La mise en place du prélèvement à la source n'alourdit pas la fiscalité sur mes revenus, seul le mode de prélèvement de l'impôt évolue. Jusqu'à présent, pour régler mon impôt sur le revenu, je pouvais opter pour le paiement par tiers ou la mensualisation.

Pourquoi un taux maximum de 33 % ?

Les organismes prêteurs considèrent que si les mensualités d'un prêt dépasse les 33 % des revenus net de mon foyer, cela risque de me mettre en danger financièrement. Mais la règle des 33 % est modulable, par exemple, si mes revenus sont trop faibles, la banque peut décider d'abaisser ce taux à 30 %, voire moins, diminuant dès lors ma capacité d'emprunt. A l'inverse, si mes revenus sont très confortables, elle peut décider de relever ce taux pour l'établir à 35 %, par exemple. La banque réalisera une étude approfondie de ma situation financière pour déterminer précisément ma capacité d'endettement.

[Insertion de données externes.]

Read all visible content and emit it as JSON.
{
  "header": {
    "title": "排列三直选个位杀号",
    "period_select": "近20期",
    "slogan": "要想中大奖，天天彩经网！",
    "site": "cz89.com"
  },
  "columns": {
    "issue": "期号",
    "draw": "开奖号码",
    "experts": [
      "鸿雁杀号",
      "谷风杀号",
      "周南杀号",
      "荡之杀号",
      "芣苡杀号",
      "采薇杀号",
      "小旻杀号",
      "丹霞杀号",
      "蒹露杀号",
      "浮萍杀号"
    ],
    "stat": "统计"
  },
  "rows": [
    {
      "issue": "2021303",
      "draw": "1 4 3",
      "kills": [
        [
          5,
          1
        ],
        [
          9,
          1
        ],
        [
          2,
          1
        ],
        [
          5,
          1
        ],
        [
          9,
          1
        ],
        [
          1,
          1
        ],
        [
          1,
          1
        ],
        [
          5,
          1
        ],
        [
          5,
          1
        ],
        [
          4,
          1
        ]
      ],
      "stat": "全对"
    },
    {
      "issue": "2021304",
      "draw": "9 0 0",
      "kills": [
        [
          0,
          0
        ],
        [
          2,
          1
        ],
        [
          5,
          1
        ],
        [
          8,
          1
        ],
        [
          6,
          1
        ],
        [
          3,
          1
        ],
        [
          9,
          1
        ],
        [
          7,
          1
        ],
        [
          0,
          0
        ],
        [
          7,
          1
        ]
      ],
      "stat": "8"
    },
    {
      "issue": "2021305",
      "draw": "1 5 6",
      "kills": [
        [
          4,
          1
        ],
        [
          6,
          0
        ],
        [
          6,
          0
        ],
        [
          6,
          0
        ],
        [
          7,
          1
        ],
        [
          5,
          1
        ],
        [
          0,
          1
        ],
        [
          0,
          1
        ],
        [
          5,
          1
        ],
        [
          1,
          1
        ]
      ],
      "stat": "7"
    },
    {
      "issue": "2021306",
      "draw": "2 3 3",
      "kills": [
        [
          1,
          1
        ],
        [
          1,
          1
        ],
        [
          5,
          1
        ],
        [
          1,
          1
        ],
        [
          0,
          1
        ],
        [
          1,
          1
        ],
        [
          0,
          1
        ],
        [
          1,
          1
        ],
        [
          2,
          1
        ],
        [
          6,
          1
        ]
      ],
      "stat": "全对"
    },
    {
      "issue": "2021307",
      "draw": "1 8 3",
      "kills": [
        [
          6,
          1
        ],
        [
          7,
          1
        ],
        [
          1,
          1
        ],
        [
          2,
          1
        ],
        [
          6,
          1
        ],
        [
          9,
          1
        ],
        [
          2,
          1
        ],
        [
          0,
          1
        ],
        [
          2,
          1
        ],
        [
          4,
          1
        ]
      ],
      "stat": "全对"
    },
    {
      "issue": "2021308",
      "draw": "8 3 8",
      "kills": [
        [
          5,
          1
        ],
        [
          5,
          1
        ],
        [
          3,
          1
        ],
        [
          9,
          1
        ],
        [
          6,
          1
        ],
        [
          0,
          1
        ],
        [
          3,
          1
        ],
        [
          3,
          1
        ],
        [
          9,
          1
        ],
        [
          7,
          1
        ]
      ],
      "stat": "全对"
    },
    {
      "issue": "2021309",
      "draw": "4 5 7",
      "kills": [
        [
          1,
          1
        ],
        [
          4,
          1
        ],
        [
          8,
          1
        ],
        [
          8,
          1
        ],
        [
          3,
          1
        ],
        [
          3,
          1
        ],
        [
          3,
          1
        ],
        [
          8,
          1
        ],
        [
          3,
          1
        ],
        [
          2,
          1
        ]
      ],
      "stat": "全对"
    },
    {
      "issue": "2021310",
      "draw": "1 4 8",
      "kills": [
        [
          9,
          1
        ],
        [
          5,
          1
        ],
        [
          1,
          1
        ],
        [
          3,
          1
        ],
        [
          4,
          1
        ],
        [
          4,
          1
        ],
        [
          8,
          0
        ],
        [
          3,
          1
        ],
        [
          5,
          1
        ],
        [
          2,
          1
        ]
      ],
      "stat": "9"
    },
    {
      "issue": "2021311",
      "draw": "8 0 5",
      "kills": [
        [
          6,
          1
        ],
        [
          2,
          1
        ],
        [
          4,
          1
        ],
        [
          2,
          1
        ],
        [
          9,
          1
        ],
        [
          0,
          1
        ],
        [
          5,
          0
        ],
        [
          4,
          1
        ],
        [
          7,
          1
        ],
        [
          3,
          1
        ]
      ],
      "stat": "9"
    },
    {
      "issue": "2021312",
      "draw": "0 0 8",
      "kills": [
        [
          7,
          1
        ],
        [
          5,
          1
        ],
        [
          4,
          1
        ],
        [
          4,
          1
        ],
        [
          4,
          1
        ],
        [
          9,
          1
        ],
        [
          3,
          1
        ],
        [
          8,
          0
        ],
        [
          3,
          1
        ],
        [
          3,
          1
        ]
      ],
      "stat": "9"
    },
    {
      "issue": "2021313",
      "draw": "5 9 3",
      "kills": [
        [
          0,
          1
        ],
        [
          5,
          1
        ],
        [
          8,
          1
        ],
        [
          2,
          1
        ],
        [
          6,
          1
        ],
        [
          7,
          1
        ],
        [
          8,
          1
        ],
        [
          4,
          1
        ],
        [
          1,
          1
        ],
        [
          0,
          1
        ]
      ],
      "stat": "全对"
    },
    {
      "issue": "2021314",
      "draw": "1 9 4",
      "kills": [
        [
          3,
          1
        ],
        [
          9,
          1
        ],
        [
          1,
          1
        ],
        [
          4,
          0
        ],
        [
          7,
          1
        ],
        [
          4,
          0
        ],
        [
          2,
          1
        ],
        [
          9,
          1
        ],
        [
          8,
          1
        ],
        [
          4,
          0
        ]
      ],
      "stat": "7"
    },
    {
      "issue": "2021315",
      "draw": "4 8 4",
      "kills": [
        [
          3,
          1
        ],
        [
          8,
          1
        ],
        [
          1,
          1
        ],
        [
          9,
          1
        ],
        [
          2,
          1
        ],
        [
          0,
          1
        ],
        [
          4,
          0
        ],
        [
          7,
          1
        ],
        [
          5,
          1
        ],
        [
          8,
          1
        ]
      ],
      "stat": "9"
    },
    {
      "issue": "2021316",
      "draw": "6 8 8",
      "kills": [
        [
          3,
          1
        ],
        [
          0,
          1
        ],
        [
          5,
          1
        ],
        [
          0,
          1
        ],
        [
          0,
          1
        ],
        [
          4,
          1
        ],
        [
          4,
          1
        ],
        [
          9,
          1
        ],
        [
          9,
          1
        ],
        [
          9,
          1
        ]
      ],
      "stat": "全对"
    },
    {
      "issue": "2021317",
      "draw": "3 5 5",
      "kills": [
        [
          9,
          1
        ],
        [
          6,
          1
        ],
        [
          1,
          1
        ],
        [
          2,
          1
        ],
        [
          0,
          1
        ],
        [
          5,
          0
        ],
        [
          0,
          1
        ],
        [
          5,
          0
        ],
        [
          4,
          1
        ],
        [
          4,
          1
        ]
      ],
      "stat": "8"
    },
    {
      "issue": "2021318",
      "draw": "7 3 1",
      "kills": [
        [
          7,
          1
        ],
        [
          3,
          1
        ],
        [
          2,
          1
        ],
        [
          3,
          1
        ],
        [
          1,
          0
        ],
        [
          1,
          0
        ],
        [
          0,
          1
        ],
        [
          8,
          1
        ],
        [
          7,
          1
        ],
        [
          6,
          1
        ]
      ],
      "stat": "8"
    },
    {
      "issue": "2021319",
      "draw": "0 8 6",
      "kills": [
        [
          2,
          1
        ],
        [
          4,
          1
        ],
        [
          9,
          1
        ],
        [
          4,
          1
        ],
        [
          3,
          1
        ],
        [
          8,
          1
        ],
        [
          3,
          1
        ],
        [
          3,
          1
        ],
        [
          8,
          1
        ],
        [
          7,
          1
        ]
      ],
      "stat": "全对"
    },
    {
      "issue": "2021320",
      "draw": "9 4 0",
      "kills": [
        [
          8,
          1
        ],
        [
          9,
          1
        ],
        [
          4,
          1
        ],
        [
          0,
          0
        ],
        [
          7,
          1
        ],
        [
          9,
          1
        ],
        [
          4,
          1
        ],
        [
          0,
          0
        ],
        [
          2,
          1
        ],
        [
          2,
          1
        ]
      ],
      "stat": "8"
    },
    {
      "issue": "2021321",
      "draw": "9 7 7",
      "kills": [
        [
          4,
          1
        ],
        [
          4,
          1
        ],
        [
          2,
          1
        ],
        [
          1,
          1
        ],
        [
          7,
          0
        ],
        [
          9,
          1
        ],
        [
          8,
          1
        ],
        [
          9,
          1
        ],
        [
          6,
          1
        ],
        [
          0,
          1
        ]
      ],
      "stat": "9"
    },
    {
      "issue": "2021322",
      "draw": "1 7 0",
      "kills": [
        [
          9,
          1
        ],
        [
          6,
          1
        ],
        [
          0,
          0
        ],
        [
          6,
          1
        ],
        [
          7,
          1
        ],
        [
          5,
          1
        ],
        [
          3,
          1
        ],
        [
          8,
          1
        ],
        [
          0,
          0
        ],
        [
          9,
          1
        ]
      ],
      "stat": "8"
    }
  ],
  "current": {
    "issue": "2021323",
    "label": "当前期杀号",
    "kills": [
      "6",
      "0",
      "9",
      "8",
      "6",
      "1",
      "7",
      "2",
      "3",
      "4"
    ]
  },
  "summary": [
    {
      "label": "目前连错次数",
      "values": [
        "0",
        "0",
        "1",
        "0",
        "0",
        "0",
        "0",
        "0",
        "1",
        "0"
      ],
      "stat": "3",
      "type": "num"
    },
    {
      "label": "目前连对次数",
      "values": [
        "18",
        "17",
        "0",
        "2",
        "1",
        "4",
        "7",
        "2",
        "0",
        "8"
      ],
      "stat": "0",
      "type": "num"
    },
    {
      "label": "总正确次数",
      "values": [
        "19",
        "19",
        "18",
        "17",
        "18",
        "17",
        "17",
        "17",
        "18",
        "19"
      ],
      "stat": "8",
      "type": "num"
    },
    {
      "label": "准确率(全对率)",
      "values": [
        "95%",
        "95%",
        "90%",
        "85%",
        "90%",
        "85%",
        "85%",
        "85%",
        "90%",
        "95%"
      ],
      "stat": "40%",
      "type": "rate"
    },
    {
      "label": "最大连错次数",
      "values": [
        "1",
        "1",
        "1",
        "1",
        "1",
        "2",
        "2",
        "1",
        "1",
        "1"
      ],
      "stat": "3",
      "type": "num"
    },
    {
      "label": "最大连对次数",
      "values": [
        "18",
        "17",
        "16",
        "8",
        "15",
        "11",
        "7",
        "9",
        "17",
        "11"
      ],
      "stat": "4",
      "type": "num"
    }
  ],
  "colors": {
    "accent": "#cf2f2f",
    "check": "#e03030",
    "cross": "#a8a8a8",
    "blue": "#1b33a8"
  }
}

Quel impact sur ma capacité d'emprunt ?

En prélevant l'impôt directement sur mon salaire, mon revenu net sera plus faible, par conséquent en appliquant le ratio de 33 %, le montant sera plus faible. En théorie, ma capacité d'endettement se trouvera réduite à partir de janvier 2019.

Pour préserver ma capacité d'emprunt, ma fiche de paye affichera une particularité l'année prochaine :

  • revenu net à payer après prélèvement de l'impôt
  • revenu net à payer avant impôt

Les organismes prêteurs et les banques ont annoncé que lors de l'analyse d'une demande de prêt, ils ne prendraient en compte que le revenu net à payer avant l'impôt, cela aura pour effet de ne pas impacter mes capacités d'emprunt.

Les Français profitent des taux bas pour emprunter

L'attrait des Français pour l'investissement dans l'immobilier ne faiblit pas, en 2017, les banques ont octroyé aux ménages 272 milliards d'euros de crédit à l'habitat (crédit immobilier et rachat de crédit immobilier). Un montant supérieur à la moyenne des dix dernières années qui s'élevait à 152 milliards d'euros.

A ce rythme, le montant des crédits à l'habitat en cours de remboursement pourrait dépasser la barre des mille milliards à l'automne 2018. d'euros Les emprunteurs profitent de taux historiquement bas, évalué à 1,54 % sur vingt ans l'été dernier, contre presque 3 % il y a encore quatre ans.